The core insight: concepts are not defined by shared positive properties ("cow" is not defined by what cows have in common) but by exclusion of non-members ("cow" is "not-non-cow" — everything that fails to be excluded by the concept's boundaries).
This maps directly onto machine learning:
- Exclusion sets → hard-negative mining
- Margin boundaries → SVM support vectors
- The closest counter-example defines the boundary (Dignāga's key insight, validated by ablation)

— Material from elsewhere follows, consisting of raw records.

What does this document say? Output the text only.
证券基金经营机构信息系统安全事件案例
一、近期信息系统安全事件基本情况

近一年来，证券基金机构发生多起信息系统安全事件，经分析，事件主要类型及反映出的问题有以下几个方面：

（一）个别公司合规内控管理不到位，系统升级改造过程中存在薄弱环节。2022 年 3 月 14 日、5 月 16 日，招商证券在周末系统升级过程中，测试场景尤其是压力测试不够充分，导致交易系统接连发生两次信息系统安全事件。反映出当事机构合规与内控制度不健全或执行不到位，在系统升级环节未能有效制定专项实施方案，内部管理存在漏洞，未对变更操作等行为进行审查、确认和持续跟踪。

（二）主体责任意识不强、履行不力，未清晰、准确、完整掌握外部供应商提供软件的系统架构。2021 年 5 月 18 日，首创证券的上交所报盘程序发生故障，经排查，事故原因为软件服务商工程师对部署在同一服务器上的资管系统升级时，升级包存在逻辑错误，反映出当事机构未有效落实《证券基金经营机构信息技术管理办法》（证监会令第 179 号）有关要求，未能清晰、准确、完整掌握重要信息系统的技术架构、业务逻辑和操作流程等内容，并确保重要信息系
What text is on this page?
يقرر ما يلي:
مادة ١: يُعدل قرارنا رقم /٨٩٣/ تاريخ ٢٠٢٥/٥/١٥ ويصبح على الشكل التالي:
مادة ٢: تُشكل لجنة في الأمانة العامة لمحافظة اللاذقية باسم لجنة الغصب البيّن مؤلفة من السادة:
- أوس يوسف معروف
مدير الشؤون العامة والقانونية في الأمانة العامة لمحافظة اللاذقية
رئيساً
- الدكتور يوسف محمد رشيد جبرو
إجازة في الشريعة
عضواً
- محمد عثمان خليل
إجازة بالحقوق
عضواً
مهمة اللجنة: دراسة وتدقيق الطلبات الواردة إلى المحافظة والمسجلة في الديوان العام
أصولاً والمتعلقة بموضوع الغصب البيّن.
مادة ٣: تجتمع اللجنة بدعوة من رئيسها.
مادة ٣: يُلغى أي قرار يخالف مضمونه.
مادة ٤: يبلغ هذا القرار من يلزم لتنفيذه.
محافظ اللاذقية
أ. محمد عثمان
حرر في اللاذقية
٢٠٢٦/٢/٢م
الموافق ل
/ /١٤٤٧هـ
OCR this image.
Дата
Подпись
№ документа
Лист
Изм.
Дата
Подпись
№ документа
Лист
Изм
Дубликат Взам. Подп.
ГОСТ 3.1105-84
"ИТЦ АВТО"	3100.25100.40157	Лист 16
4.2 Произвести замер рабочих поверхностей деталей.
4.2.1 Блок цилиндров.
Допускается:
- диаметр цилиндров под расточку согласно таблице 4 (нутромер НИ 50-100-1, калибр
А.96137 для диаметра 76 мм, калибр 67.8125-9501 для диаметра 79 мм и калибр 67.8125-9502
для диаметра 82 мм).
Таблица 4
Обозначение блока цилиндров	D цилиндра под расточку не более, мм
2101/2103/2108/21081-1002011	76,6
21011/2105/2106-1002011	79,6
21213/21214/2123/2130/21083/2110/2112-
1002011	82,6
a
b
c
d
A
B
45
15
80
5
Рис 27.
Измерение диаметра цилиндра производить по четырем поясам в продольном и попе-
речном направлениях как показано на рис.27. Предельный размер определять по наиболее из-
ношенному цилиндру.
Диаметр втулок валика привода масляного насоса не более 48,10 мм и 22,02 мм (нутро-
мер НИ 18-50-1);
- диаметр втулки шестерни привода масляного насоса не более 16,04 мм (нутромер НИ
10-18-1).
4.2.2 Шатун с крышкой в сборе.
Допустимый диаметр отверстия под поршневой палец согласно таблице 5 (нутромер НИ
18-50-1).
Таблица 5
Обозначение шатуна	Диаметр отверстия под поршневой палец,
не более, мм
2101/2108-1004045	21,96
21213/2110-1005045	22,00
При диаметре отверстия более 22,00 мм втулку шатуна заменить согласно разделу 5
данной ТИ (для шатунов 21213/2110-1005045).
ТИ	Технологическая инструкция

- UNCERTAIN output → Dignāga's epistemological principle that absence of sufficient evidence is itself informative
The philosophical tradition was developed by Dobdon Maksarov (Geshe Lharampa, SOAS PhD) and implemented in ML by Alexander Khundoev.
For a modern philosophical treatment, see:
- Siderits, M., Tillemans, T., & Chakrabarti, A. (2011). Apoha: Buddhist Nominalism and Human Cognition. Columbia University Press.
- Hattori, M. (1968). Dignāga, On Perception. Harvard University Press.
- Dunne, J. D. (2004). Foundations of Dharmakīrti's Philosophy. Wisdom Publications.